Summary:A greater obesity duration is associated with worse values for all cardiometabolic disease factors, according to a new study.

A greater obesity duration is associated with worse values for all cardiometabolic disease factors, according to a new study published this week in PLOS Medicine by Tom Norris of Loughborough University, UK, and colleagues.

People with obesity do not all share the same risk for the development of cardiometabolic disease risk factors. The duration a person has spent with obesity over their lifetime has been hypothesized to affect this variation. In the new study, researchers used data from three British birth cohort studies that collected information on body mass index from age 10 to 40 as well as cardiometabolic disease risk factors — blood pressure, cholesterol and glycated hemoglobin (blood sugar) measurements — in 20,746 participants.

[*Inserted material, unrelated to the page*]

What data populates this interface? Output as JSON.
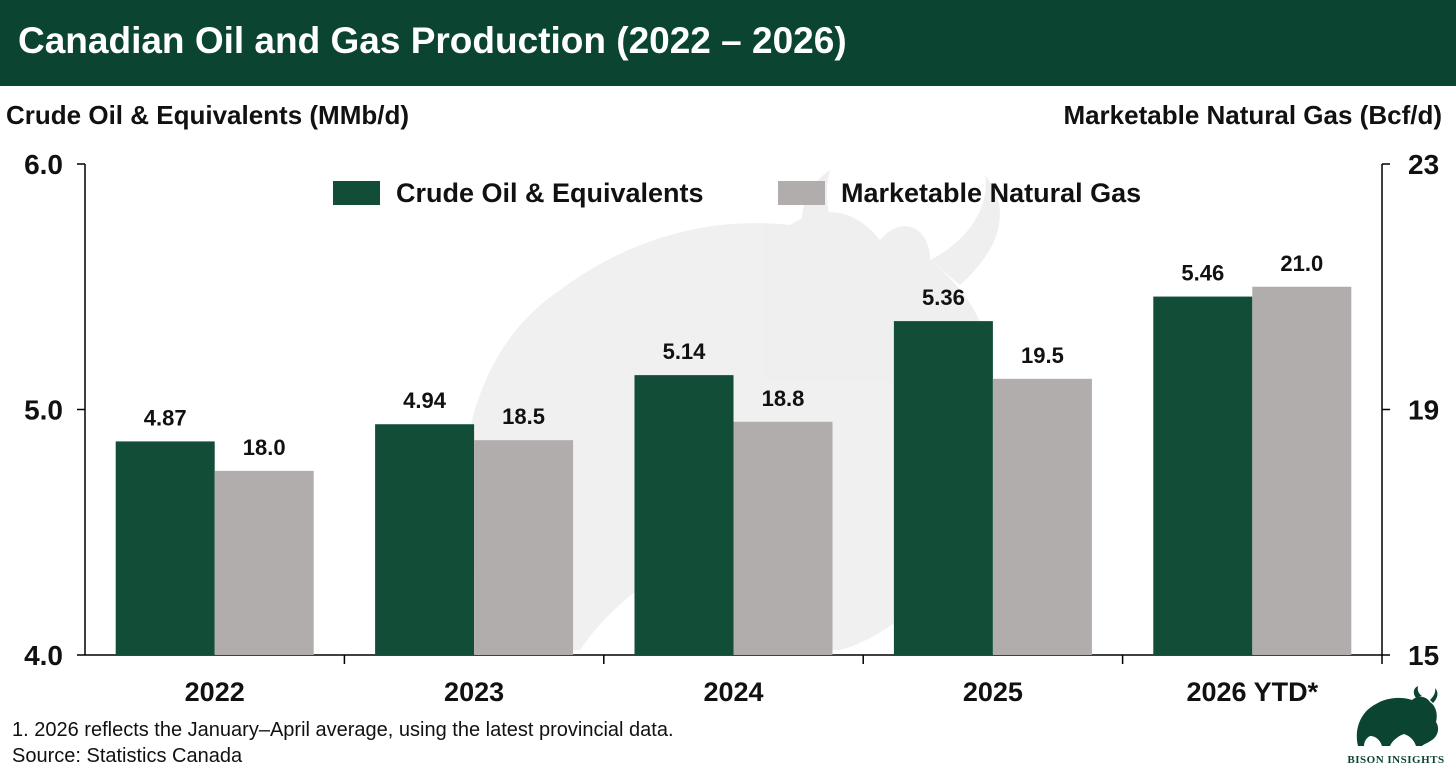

More years of obesity was associated with worse values for all measured cardiometabolic risk factors. The association was particularly strong for glycated hemoglobin, or HbA1c; those with less than five years of obesity had a 5% higher HbA1c (95%Confidence Interval 4-6) compared to people with no years of obesity, while those with 20 to 30 years of obesity had a 20% higher HbA1c (95%CI 17-23) compared to people with no obesity. Importantly, this increased risk persisted when adjustment was made for a robust measure of life course obesity severity. Other measures of cardiometabolic disease risk (systolic and diastolic blood pressure, high density-lipoprotein cholesterol) were also associated with obesity duration, though these were largely attenuated when adjusting for obesity severity.

“Our findings suggest that health policy recommendations aimed at preventing early obesity onset, and therefore reducing lifetime exposure, may help reduce risk of diabetes, independently of obesity severity,” the authors say.